- Theatrical release poster
- Directed by: Dan Levy Dagerman
- Written by: Selina Ringel
- Produced by: Anna Campbell Cameron Fife Fernando Lebrija Pablo Lebrija Dan Levy Dagerman Ritesh Rajan Selina Ringel
- Starring: Ritesh Rajan Selina Ringel Sydney Park
- Cinematography: Michael Street
- Edited by: Joell Posey Romina Rey
- Music by: Juan Carlos Enriquez
- Production companies: Two Hands Productions Irreversible Pictures
- Distributed by: Attend Two Hands Productions
- Release dates: July 2, 2023 (Dances with Films); February 14, 2025 (United States);
- Running time: 100 minutes
- Countries: Mexico United States
- Language: English

= You, Me & Her =

You, Me & Her is a 2023 romantic comedy-drama film directed and produced by Dan Levy Dagerman.

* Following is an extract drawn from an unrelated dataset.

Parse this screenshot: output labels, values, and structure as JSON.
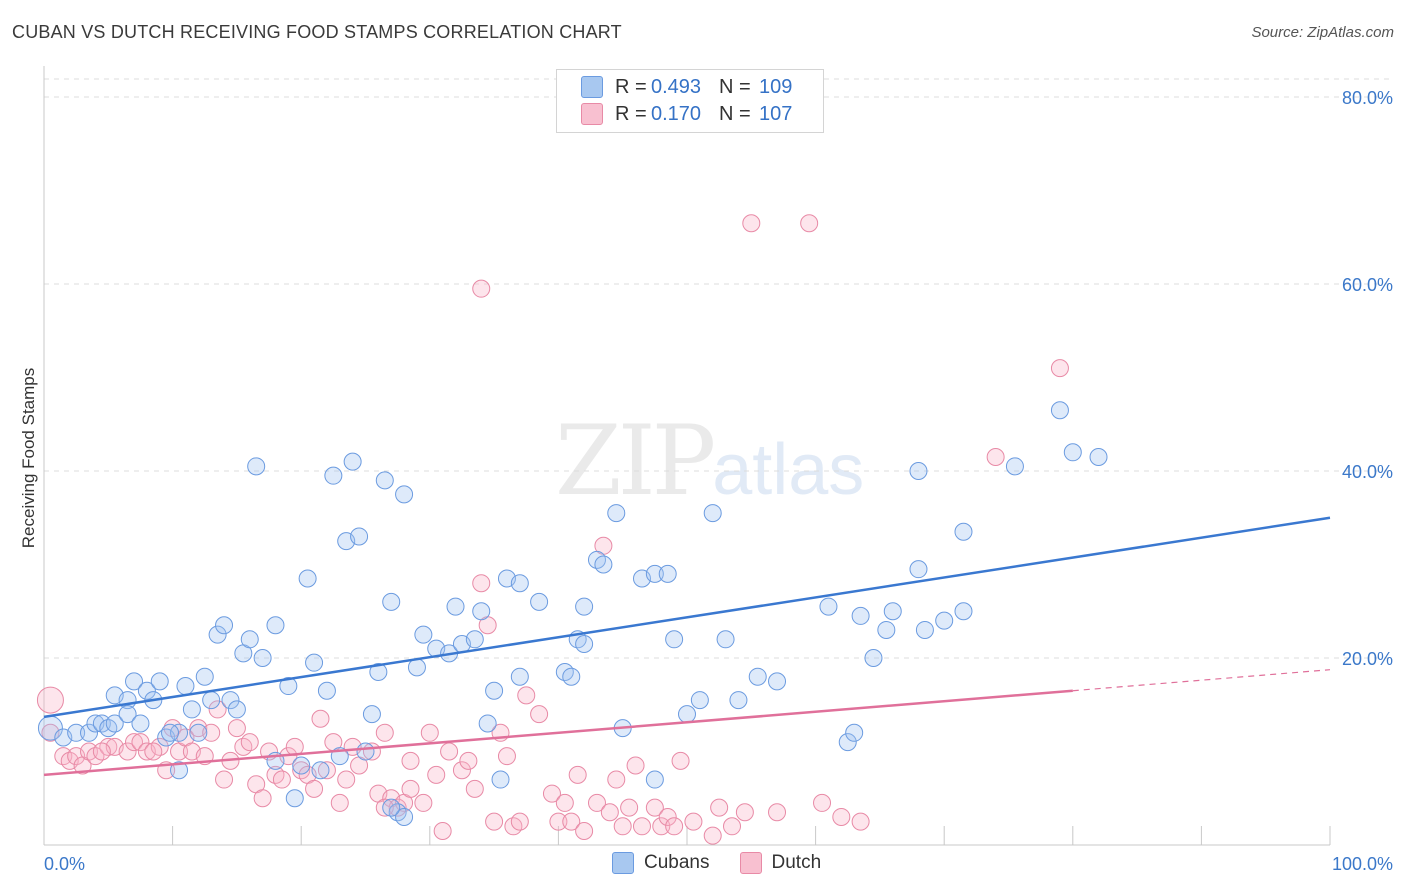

The film's plot follows a chronically married couple who flirts with a threesome to rediscover themselves.

The film premiered at the 2023 Dances With Films film festival and was released in the United States on February 14, 2025.

== Cast ==

- Ritesh Rajan as Ash
- Selina Ringel as Mags
- Sydney Park as Angela

== Release ==
You, Me & Her was released in the United States on February 14, 2025.